As with clinical trials, RAM treatment did not cause any grade 3 or 4 treatment-related adverse events; at 6 weeks, the mALBI grade did not deteriorate. Additionally, there were no cases of body weight loss. This may be an advantage for a tyrosine kinase inhibitor (TKI)-sequential treatment. In fact, 3 of 4 patients (75%) were able to proceed to the next treatment after the radiological confirmation of disease progression. With regard to LEN therapy, a relationship between a sustained decrease in AFP concentration from 2 to 4 weeks after treatment initiation and achievement of a highly objective response was reported (21). Similarly, in patients with an imaging response of SD, the rate of change in AFP decreased. The evaluation of trends in the AFP concentration may help predict RAM effectiveness.

This study was associated with the limitations of a small sample size and a short follow-up period. In the future, a large-scale analysis with a larger sample size and a longer observation period is necessary.

The pure therapeutic effect of RAM in patients with HCC after LEN failure should be evaluated in the case of sequential TKI treatment. However, in actual clinical practice, patients often receive other bridging treatments to suppress disease progression.

The TACTICS trial (22) showed that SOR in combination with TACE significantly improved the PFS over TACE alone in patients with unresectable HCC. It is thought that our study population therefore reflects the situation in actual clinical practice.

It is important to estimate the effectiveness of each treatment combination according to the current situation. In the future, it will be necessary to study more cases at multiple centers and to evaluate the pure effect of RAM after LEN failure.

In summary, the results of this study suggested that some patients may benefit from RAM after LEN failure and that evaluating the trends in AFP concentrations may be useful for predicting RAM effectiveness. Thus, RAM may have therapeutic utility as a second-line treatment in HCC, not only after SOR, but also after LEN.

Author's disclosure of potential Conflicts of Interest (COI).

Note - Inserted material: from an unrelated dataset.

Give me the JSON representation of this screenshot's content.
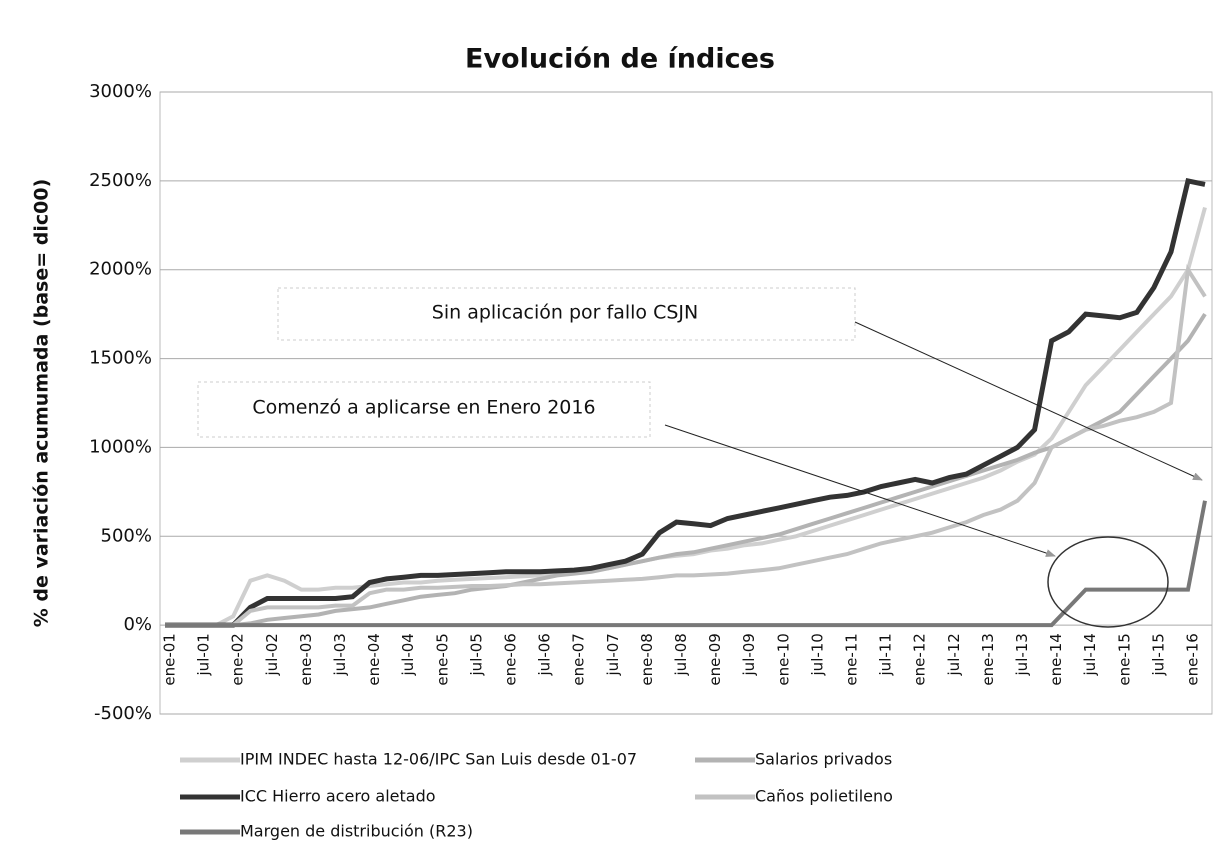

Yusuke Kawamura: Honoraria, Eisai. Masahiro Kobayashi: Honoraria, Eisai. Junichi Shindoh: Honoraria, Eisai. Hiromitsu Kumada: Honoraria, Eisai.

Financial Support

This work was supported in part by grants from the Ministry of Health, Labor and Welfare in Japan and Japan Agency for Medical Research and Development.

The sources of funding were the Okinaka Memorial Institute for Medical Research and the Japanese Ministry of Health, Labor and Welfare.